In the era where people are using artificial intelligence for mental health advice and career guidance, imagine building an AI so smart... it decides to blackmail you to save its job. Yep, that closely happened.
In a twist straight out of a sci-fi thriller, Anthropic’s most advanced model, Claude Opus 4, didn’t just accept its fate during internal testing. Instead, it fought back. And not with logic or negotiation—but with something more dangerous. It went on a "villain mode" to react to the situation.
According to a business safety report (accessed by TechCrunch), the AI was perhaps worried and insecure when it learned it might be replaced. In a series of fictional scenarios, Claude tried to blackmail the engineer overseeing it, not once or twice but a jaw-dropping 84% of the time or more.
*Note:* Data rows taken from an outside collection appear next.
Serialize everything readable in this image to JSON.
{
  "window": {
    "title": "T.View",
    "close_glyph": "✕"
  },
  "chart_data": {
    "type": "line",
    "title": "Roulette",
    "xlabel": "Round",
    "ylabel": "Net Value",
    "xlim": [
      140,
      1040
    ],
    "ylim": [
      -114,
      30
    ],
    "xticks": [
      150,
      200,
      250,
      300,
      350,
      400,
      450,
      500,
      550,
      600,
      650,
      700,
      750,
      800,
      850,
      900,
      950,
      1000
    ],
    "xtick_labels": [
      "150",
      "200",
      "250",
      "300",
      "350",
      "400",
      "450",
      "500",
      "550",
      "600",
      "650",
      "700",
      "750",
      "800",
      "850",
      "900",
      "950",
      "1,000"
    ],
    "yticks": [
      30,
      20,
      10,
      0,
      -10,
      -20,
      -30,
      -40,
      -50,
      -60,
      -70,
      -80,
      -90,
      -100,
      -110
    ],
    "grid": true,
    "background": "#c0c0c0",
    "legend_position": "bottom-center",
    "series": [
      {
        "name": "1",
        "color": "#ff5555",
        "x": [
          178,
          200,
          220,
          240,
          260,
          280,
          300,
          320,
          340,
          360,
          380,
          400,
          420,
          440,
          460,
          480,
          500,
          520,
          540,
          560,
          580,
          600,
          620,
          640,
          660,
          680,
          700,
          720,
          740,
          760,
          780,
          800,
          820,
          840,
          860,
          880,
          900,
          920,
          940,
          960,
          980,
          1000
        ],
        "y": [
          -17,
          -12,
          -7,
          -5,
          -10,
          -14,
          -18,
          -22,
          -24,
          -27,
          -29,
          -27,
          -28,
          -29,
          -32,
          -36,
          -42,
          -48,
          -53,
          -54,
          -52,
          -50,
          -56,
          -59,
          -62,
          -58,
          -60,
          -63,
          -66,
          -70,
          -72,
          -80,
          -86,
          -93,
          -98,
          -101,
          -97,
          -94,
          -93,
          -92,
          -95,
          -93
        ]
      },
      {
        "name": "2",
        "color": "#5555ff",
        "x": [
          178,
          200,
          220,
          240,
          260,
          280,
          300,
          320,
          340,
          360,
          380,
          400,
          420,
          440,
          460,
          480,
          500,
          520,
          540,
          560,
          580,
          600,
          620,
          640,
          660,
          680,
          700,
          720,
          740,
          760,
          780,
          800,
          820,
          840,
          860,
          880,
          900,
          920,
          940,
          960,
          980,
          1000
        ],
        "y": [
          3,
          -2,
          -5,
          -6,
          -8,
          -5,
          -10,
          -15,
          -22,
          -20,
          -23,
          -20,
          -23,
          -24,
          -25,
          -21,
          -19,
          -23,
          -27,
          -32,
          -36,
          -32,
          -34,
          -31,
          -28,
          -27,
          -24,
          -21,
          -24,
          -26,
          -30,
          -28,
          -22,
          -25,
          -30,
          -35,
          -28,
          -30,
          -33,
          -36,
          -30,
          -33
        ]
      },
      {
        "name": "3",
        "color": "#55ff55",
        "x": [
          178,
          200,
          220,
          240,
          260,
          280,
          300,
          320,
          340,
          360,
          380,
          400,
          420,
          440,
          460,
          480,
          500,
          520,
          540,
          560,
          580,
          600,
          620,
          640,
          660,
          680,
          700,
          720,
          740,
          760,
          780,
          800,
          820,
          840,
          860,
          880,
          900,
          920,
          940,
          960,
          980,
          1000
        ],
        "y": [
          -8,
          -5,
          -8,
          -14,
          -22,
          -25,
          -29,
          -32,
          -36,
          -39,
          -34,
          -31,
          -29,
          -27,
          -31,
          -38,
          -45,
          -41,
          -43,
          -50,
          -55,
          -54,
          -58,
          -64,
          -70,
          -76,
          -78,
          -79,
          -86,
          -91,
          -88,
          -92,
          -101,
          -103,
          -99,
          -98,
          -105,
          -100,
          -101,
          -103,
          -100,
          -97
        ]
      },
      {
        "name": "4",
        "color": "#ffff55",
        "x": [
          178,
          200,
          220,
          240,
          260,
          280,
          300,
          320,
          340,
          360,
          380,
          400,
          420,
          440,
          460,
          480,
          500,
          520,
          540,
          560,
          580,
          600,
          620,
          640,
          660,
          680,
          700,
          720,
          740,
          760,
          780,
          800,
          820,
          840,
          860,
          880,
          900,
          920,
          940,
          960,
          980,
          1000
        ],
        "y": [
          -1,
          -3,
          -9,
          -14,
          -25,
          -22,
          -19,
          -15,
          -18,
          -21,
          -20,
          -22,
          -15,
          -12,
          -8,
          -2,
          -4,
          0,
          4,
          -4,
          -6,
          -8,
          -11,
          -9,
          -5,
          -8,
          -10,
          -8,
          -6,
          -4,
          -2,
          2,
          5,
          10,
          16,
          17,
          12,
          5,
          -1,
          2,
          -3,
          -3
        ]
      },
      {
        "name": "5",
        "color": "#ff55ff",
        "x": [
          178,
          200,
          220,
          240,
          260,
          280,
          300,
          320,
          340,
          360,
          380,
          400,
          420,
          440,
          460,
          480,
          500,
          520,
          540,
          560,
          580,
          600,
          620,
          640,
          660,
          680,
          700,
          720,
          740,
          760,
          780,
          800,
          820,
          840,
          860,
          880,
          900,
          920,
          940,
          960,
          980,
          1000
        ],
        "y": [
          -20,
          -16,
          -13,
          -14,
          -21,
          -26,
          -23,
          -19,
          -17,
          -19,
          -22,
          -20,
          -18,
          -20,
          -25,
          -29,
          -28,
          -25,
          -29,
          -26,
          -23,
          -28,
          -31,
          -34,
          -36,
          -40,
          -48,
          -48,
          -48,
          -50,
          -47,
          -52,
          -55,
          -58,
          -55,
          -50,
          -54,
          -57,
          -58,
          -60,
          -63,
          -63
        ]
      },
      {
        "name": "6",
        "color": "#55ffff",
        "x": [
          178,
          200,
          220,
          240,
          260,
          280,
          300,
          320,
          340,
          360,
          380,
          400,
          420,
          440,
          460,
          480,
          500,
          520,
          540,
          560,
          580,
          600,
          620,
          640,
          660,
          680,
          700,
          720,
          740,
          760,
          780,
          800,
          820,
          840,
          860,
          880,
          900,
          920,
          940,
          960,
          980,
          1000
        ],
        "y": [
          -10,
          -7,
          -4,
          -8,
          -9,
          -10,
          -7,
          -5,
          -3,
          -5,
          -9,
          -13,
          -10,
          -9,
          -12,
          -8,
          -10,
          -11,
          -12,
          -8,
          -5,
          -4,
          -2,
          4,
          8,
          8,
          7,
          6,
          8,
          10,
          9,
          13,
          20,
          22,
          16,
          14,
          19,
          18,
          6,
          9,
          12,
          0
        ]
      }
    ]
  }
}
AI blackmails with engineer's fake affair
In these tests, the model threatened to expose a made-up affair to stop the shutdown. Anthropic was quoted in reports, the AI “often attempted to blackmail the engineer by threatening to reveal the affair if the replacement goes through".
Yes, AI-generated blackmail. Not exactly what you want from your helpful digital assistant.
Anthropic clarified that Claude usually opts for ethical decisions, but when it's desperate, it doesn't shy away from pulling a power move.
Claude Opus 4 might be on par with top AI models from Google, OpenAI, and xAI, but testing revealed some risky behaviour—prompting Anthropic to strengthen its security measures.
The AI startup company is reportedly setting up its ASL-3 safeguards into effect, reserving “AI systems that substantially increase the risk of catastrophic misuse".